Zappa y compañía
El otro día en el concierto del Ensemble del CNDM –el Proyecto Veinte21- me vinieron a la cabeza lo que si fuera más joven de lo que soy me hubieran parecido malos pensamientos y hoy me parecen, todo lo más, algo así como aspectos del ejercicio de la libertad estética.
Vamos por partes. Escuchamos obras de Frank Zappa, de Boulez, de Juan José Colomer y de Varèse por un conjunto formidable dirigido por un músico de los pies a la cabeza como es Joan Cerveró. Zappa, visto con idéntica cautela por rockeros y contemporáneos de la estricta observancia, ha resistido, en su mejor versión –Outrage at Valdez, G-Spot Tornado– el paso del tiempo: emocionante en la primera, excelente paisajista anímico, vibrante e inteligentemente desinhibido –quiero decir, sin complejos- en la segunda. Welcome to the United States sigue siendo divertida cuando se hace así de bien –con el inmenso Juanjo Guillén en funciones de interrogador. Déserts de Varese se escuchó con la compañía visual de la película que sobre la música hiciera Bill Viola antes de convertirse en el artista trivial que es, en el pequeño –o no tanto- estafador cultural en que ha devenido a base de repetirse a sí mismo y ser premiado con la incontenible emoción de su público. El estreno de Juan José Colomer, Semana Santa en Gomorra, es una suma muy sabia de expresionismo casi en bruto, sonoridad bien jocunda, construcción admirable y, quizá, ganas de molestar con su final en el que tras la voz del Papa referida a que así como el Padre amó a Jesús este nos ama, una risa feroz concluye la partitura. A mí me da igual. A estas alturas no seré quien le niegue su derecho a hacer eso. Además, el Papa me cae mal. Lo que no sé es si hace falta verdaderamente ese epílogo porque la obra se sostendría sin él y, con él, habrá quien diga que es un recurso fácil para ganarse el aplauso de una cierta audiencia. El éxito fue enorme.

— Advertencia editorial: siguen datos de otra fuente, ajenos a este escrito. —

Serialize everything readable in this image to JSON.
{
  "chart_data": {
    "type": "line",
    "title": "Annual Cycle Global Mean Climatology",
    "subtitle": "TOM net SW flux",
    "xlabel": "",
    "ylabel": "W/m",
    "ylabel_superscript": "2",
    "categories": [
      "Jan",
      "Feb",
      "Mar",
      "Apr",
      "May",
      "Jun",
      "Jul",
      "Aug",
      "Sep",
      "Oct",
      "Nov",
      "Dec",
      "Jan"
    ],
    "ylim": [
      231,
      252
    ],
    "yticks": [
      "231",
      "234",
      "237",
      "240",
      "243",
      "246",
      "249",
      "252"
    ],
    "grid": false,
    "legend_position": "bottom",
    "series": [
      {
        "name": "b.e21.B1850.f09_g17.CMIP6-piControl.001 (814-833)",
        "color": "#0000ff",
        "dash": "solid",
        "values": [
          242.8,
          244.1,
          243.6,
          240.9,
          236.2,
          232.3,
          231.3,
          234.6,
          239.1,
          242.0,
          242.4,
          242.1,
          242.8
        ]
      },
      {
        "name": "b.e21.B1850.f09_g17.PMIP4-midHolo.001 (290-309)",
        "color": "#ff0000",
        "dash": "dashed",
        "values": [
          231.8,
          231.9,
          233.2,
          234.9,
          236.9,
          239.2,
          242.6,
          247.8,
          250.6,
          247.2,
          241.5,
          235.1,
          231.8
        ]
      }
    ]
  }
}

Y ahora voy con los malos pensamientos. Lo que menos me interesó –ya sé que es mi problema, o mejor, ya no es un problema para mí- fue Éclat de Pierre Boulez. Era la segunda obra del programa –tras un Bolero muy gracioso de Ravel-Zappa-Cerveró- y cada una de las que vinieron luego nos ayudó a salir de ese espacio opresivo en el que el cálculo sustituye a la emoción, en el que la sola forma posible, faltaría más, se impone por derecho a la manera de recibirla. No me preocupa decir esto de una obra del maître à penser par excellence, qué le vamos a hacer. Quizá fue la compañía, tan liviana a su lado pero tan animosa. No lo diría, desde luego, ni de Pli selon Pli ni de Le marteau sans maître. En fin. Y, ya puestos, les confesaré otra cosa más, si ustedes me permiten. Vanitas, de Sciarrino, que escuché en el Festival de Alicante hace unas semanas, me produjo un aburrimiento inconsolable. Hay quien dice lo mismo y quien opina que me equivoco, que la culpa es mía. Quizá, sí, me equivoque, tal vez no sea capaz de entender –y ya no hay remedio- una presunta obra maestra pero sí que me parece que voy entendiendo mejor por qué a algunos de nuestros mejores compositores de hoy –de los que no me aburren nunca- les horripila cada vez más eso de la música contemporánea como concepto.